X-Men Apocalypse deleted scenes: Nightcrawler's breakdancing and 'brain freeze' moment revealed
X-Men Apocalypse has made quite an opening by grossing $100m (£68m) at the International box-office. With the movie scheduled to release in the US on 27 May, coinciding with Memorial Day, a new clip featuring some deleted scenes from the movie has surfaced online.
Executive producer and screenwriter of the Marvel film, Simon Kinberg discussed the significance of the deleted scenes during a London press junket and revealed why they couldn't make it to the 144-minute narrative.
Speaking to Collider about the deleted scenes, Kinberg explained, "It was like a montage, more than it was sort of any sequence or narrative piece of the movie."
In the clip the mutants – Jean Grey (Sophie Turner), Scott Summers (Tye Sheridan), Kurt Wagner (Kodi Smit-McPhee), and Jubilee (Lana Condor) – are seen hanging out at the mall just like regular teenagers.
Although the clip does not fit in with the main narrative, according to Kinberg, it is definitely high on entertainment.
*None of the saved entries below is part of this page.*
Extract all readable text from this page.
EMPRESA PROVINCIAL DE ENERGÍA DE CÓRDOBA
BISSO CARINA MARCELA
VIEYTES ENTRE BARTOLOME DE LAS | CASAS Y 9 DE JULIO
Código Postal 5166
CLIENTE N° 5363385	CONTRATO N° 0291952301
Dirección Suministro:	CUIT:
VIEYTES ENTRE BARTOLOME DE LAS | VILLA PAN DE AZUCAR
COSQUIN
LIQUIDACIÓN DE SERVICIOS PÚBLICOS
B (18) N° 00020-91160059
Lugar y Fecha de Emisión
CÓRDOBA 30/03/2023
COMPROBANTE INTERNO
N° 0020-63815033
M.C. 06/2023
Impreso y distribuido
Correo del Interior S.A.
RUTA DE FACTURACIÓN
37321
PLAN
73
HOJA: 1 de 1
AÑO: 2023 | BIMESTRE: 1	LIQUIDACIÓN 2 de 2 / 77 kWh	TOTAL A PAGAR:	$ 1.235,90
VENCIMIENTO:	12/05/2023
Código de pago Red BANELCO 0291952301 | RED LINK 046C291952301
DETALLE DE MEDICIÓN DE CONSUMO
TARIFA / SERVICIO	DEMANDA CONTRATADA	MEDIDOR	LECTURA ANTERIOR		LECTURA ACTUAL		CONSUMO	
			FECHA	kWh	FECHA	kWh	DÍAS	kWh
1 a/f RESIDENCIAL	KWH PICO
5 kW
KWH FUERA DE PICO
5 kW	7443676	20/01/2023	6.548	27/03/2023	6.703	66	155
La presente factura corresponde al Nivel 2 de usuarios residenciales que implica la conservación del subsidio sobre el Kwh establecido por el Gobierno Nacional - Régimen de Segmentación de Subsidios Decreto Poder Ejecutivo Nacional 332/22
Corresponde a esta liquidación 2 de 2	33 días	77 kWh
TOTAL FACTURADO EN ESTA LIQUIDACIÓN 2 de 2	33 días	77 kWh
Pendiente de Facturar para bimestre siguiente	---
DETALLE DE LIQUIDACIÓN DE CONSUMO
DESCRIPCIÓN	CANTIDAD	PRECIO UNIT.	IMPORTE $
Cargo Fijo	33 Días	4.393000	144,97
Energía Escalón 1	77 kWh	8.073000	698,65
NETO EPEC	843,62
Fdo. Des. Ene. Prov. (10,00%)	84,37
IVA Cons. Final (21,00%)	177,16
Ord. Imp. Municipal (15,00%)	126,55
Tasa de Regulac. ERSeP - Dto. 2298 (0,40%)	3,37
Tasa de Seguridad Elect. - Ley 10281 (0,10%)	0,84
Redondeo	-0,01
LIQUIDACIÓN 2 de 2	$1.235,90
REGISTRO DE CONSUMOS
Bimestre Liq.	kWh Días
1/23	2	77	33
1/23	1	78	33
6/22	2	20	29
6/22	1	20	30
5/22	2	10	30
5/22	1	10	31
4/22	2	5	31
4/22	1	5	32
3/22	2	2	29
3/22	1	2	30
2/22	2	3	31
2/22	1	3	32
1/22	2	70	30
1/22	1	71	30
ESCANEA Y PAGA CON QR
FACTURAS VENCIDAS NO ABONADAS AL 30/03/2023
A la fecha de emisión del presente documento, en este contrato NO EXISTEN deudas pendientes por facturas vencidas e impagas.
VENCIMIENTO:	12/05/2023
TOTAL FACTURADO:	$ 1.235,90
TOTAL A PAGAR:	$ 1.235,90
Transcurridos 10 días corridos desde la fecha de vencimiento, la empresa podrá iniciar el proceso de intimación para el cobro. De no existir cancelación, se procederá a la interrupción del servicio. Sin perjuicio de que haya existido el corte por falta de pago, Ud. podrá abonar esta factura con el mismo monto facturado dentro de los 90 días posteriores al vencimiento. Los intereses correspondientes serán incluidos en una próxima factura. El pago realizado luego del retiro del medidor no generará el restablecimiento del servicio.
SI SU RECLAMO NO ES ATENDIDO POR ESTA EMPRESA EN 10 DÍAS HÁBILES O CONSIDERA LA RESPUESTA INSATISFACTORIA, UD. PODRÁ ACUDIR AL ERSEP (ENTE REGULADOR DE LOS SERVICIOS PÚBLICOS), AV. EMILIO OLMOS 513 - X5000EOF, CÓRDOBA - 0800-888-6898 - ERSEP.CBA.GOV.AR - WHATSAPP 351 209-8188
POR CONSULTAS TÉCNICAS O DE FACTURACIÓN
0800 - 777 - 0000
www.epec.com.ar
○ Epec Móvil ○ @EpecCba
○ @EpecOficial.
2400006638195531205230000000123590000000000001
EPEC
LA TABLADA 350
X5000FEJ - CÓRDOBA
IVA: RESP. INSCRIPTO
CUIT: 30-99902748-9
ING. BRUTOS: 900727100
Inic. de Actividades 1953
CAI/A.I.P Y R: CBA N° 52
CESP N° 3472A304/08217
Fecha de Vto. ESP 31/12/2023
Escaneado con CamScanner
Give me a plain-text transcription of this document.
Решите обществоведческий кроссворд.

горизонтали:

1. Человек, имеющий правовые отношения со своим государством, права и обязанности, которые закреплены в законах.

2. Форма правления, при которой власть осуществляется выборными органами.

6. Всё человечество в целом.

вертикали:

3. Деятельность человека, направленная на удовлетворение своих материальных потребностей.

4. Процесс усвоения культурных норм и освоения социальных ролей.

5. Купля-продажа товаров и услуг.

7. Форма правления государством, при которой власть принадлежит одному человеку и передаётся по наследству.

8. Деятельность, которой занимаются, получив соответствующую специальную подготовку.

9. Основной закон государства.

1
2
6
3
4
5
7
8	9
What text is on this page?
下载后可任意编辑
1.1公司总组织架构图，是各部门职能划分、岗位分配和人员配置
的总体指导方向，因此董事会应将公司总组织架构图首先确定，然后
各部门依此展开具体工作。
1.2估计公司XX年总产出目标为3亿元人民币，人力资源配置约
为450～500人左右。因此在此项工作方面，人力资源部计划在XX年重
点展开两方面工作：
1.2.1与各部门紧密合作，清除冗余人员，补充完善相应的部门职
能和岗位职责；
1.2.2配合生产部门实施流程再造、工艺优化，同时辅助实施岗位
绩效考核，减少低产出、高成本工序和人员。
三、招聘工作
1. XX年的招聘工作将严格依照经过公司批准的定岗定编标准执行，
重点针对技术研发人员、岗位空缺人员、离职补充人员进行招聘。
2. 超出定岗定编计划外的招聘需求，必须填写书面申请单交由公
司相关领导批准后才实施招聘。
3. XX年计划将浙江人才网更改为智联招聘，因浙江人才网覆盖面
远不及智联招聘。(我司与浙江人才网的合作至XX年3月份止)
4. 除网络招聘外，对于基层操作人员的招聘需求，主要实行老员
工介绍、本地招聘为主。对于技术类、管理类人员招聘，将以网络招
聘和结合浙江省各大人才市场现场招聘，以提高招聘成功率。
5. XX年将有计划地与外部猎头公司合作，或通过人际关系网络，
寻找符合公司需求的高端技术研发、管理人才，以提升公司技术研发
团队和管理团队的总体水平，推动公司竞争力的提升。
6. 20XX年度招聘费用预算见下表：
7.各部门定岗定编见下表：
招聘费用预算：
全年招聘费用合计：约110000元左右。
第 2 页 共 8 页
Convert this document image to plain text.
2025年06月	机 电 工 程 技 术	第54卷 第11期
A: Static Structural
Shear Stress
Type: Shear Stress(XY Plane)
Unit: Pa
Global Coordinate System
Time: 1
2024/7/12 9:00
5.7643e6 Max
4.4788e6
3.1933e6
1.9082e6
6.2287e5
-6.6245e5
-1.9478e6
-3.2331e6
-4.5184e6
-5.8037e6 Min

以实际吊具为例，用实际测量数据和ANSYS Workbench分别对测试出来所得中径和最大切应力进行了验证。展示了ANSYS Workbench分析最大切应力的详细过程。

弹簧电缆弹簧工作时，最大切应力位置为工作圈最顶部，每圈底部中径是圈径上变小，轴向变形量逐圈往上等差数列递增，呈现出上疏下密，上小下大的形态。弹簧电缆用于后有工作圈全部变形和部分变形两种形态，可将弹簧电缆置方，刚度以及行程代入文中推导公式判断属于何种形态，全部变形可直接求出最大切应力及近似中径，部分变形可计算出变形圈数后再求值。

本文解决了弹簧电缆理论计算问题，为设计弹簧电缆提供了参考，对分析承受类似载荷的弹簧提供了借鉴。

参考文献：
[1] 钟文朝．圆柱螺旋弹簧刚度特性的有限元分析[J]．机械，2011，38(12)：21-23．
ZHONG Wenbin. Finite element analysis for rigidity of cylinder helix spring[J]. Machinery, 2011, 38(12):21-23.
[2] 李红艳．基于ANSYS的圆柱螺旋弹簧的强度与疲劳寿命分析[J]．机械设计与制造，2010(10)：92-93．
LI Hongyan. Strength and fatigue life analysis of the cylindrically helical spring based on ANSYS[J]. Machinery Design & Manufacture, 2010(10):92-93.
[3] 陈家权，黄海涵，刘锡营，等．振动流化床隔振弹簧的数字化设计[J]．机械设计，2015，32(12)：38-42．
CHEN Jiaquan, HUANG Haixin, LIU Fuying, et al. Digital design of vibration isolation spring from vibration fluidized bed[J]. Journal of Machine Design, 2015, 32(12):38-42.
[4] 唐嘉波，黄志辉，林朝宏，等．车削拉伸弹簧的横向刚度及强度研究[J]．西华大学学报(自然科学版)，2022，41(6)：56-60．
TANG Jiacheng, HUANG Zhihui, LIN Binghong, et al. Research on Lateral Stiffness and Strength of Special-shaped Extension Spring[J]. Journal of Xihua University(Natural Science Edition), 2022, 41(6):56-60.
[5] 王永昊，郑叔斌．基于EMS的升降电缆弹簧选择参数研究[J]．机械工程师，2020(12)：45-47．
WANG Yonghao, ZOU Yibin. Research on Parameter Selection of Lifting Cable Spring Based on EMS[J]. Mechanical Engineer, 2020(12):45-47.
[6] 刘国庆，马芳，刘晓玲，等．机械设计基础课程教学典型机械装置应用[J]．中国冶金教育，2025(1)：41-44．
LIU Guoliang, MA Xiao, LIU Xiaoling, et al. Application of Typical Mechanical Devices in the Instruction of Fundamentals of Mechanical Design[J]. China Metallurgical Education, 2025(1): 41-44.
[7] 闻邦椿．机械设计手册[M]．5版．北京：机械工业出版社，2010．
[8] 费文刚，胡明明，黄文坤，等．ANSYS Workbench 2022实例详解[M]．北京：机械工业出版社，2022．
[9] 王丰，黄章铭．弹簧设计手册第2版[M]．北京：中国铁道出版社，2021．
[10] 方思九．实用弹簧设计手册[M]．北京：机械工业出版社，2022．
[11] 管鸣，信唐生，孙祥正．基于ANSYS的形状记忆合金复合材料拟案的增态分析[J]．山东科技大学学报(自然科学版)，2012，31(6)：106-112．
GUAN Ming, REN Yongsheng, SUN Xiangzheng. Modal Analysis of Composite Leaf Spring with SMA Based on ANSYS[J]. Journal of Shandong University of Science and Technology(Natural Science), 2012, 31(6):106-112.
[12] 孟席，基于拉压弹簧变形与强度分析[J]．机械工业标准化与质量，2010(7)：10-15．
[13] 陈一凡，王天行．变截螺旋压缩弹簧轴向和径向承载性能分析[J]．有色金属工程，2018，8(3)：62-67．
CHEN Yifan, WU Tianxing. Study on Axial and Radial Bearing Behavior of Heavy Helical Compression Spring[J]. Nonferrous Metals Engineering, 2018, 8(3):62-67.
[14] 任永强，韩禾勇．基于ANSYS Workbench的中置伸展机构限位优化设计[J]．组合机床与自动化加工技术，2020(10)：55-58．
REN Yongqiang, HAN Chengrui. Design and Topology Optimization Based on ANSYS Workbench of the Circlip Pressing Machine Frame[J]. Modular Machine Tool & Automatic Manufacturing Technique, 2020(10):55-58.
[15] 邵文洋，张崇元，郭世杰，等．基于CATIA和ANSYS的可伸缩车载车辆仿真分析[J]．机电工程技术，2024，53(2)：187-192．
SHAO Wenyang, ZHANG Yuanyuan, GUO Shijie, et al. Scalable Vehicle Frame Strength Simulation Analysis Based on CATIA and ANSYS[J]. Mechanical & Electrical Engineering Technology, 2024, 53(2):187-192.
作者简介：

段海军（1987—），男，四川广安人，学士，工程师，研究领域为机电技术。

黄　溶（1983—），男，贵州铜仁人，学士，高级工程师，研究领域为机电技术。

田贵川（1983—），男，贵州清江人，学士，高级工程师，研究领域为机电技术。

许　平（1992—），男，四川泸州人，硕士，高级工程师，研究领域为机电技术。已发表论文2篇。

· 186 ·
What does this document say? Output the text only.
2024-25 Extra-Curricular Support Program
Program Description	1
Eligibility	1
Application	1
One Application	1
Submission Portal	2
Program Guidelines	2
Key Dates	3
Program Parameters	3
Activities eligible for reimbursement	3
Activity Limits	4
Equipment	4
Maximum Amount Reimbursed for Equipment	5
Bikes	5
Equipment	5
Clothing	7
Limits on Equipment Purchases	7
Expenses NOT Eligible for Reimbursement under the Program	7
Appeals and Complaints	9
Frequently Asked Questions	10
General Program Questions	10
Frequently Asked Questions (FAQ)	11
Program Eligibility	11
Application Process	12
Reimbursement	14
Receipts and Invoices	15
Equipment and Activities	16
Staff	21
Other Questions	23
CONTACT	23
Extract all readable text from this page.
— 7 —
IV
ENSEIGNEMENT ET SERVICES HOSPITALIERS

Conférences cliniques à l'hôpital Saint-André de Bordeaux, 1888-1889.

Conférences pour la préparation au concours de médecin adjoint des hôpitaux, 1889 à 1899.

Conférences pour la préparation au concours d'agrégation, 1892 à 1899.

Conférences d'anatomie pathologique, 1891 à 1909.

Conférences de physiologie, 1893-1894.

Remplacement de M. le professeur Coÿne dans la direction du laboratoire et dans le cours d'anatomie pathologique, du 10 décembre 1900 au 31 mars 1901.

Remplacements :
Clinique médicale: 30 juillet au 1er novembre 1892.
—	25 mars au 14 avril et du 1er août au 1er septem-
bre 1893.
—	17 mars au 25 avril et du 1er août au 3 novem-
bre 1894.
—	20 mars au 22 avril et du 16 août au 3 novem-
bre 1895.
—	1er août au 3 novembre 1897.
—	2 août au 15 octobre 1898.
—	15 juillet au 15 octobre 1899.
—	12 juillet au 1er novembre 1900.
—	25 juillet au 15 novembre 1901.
In the video, Nightcrawler played by Smit-McPhee shrieks in pain and Cyclops tries to calm him down by explaining that he has a "brain freeze". But that scares Nightcrawler even more as he believes that he has frozen his own brain.
Kinberg cleared another misconception that had been conceived over time that singer Taylor Swift might make an appearance in the movie as Dazzler. "Taylor Swift was never Dazzler," Kinberg said adding that the rumours were "misconstrued", much to the dismay of fans who were expecting the songstress to star in the mutant movie.
However, talking about deleted scenes, the X-Men producer gave some hope to fans as he mentioned a particular entertaining scene that could not make it to the movie but is there in the DVDs — where Nightcrawler starts break-dancing in the mall with a group of other performers.
Although the X-Men producer admitted to the break-dancing scene being "profoundly entertaining" he added that the scene just did not "fit within the flow of the storytelling".